Here is a boost converter (DCM) with waveform for three cases.
1. Exact ZCS (Zero Current Switching)
2. Transistor Mp turning OFF late
3. Transistor Mp turning OFF early

I have some questions hope anybody could explain.
When Mp turns OFF late, inductor current goes negative. So in this case, is Mn also OFF and the current will flow from output to input?
When Mp turns OFF early, as you can see in the picture below for the OFF period IL has two sections with different slopes. I am wondering why the second section is a straight line so VD is a constant pulse with magnitude VTHP as below? In this circumstance, inductor still has energy and Mp is turned OFF. So why the voltage VD is a constant (flat) as in the image?

 

Because Mp switches on when Vd rises to Vout + VTHP.

 

Because Mp switches on when Vd rises to Vout + VTHP.

So there is no need to consider the gate voltage Vp here?
Normally I see that to consider switch ON or OFF we need to look at VGS (NMOS) or VSG (PMOS).

 

So there is no need to consider the gate voltage Vp here?
Normally I see that to consider switch ON or OFF we need to look at VGS (NMOS) or VSG (PMOS).

That's correct. But I think in this case, it is assumed that vout >VG+VTH.

 

Could anybody explain why inductor current goes negative when Mp turns OFF late?

 

Two things to keep in mind. Vout > Vin and inductor current is proportional to inductor voltage.

 

Two things to keep in mind. Vout > Vin and inductor current is proportional to inductor voltage.

Thanks. I've got it now.

 

I am having problem hope somebody could explain it.
What are the reasons for PMOS Mp turning OFF early or late?
With fixed Vin and Vout, we can calculate the duration that inductor current falls from peak value to zero. So we can use this time to set PMOS ON.
Therefore, inductor current always reaching exactly zero. I don't understand why we need PWM here.
An other question is that why the PMOS is used instead of a diode?
I read that it is used because diode has high voltage drop.
This mean that Vthp is lower than diode drop?

 

In DCM mode the T_ON and T_OFF will need to change, if you what to keep the Vout unchanged.

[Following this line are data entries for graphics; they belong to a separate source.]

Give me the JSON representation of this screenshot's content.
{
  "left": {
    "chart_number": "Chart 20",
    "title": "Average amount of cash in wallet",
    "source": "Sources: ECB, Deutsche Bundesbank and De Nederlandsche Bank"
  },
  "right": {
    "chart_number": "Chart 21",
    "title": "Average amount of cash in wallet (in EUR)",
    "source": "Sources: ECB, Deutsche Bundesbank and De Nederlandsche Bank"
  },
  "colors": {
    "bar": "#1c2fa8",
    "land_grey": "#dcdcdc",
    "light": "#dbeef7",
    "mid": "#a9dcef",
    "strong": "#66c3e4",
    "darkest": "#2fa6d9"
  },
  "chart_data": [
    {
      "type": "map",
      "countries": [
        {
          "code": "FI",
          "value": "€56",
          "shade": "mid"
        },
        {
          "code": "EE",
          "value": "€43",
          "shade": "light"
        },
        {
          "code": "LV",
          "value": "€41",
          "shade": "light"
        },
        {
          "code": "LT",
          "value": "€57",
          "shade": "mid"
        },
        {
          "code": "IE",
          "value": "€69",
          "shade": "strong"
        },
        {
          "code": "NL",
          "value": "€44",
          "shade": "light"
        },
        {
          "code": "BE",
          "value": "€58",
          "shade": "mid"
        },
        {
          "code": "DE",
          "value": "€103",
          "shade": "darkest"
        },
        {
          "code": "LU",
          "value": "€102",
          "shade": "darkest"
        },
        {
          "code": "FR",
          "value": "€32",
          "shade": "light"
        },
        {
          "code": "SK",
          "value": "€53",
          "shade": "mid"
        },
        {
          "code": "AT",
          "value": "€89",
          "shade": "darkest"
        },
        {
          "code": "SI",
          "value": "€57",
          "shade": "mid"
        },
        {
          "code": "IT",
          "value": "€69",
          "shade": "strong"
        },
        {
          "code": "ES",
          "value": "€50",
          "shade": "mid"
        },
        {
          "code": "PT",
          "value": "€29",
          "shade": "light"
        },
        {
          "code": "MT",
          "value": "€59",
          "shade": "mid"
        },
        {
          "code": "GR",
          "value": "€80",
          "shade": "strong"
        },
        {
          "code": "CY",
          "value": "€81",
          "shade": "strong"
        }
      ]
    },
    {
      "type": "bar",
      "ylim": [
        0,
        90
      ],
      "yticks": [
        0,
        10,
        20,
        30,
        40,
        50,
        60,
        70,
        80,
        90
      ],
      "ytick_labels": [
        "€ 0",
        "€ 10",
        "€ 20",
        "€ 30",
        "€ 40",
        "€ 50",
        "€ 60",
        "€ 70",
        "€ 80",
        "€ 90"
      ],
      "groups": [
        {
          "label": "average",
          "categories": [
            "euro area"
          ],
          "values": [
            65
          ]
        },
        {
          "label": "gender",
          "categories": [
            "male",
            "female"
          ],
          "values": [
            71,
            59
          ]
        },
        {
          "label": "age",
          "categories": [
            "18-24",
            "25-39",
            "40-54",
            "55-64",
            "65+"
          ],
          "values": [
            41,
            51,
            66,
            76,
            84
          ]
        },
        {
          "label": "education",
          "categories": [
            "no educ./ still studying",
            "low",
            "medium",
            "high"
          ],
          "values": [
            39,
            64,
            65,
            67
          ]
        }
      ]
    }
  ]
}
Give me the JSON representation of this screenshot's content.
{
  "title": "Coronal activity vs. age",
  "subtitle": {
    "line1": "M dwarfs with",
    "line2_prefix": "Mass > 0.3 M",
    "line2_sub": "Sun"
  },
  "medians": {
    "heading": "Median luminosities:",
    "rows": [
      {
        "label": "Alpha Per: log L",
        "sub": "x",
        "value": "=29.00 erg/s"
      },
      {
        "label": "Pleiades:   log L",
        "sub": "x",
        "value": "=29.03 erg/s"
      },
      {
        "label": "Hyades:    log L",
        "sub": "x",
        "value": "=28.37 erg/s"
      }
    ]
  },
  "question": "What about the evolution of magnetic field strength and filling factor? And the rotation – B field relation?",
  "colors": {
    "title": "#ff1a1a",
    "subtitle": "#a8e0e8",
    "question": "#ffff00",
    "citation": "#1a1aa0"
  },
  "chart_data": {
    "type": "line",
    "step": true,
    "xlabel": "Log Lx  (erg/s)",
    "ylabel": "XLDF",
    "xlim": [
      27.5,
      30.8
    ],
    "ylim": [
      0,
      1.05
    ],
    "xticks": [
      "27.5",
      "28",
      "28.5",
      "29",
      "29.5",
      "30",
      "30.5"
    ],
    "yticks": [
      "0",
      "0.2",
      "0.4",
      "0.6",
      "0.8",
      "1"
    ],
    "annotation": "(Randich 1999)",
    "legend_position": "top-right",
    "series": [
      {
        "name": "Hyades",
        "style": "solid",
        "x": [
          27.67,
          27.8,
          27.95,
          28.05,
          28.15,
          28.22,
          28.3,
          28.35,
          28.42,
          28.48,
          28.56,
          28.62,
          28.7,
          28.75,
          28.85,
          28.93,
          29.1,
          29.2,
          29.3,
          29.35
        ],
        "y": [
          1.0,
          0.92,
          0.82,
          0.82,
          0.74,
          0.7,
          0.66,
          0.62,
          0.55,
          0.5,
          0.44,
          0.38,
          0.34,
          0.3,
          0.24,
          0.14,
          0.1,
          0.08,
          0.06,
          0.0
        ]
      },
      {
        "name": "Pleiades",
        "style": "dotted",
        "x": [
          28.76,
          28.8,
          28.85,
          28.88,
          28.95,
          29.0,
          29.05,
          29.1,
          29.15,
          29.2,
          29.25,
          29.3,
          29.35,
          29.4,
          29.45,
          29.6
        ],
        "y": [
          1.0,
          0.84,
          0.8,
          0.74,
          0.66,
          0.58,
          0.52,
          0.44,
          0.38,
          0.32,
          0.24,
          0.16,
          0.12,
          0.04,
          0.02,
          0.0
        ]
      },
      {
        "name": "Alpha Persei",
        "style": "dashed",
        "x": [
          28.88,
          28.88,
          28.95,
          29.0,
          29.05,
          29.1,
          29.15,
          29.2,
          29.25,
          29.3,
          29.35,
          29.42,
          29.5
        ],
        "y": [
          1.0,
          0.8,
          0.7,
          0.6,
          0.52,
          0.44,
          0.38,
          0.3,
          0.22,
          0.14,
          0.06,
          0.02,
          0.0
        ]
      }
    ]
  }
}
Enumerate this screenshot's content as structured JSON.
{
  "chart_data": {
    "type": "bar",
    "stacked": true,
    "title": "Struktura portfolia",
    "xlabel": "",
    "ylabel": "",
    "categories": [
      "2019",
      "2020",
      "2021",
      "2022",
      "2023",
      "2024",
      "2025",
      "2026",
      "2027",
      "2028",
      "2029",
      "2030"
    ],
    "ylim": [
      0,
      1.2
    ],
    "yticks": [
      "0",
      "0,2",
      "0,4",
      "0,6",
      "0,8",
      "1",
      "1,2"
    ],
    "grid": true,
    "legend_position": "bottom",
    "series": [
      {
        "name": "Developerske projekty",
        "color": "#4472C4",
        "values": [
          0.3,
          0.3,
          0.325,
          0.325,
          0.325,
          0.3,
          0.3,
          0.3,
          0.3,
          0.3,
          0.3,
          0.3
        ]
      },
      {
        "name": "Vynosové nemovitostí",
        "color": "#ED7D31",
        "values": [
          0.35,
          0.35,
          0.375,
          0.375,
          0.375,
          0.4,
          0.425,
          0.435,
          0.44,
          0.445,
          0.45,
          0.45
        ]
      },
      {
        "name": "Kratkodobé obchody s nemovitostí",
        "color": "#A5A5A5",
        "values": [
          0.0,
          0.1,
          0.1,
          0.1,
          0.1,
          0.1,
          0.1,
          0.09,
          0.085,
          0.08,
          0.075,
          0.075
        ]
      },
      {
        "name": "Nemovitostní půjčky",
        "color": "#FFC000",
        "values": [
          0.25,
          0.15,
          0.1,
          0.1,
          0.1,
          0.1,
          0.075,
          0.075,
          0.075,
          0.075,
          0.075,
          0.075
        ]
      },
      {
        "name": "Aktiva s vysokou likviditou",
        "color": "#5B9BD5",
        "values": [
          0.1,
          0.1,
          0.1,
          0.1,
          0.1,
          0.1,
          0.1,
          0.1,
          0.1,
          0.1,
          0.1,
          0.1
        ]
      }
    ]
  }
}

Because change in Iload will change the Vout, so to bring back the old Vout value the duty cycle must change.
As for the PMOS, When the PMOS is ON (in linear/triode region) his Rds(on) is very small. So the voltage drop across Rds(on) is much smaller than the diode forward voltage.

 

In DCM mode the T_ON and T_OFF will need to change, if you what to keep the Vout unchanged. Because change in Iload will change the Vout, so to bring back the old Vout value the duty cycle must change.

So this also used for Vin changes?
As Vin changes, the inductor discharging time also changes.
Is there a way to incorporate both controlling late and early turn off of PMOS and PWM?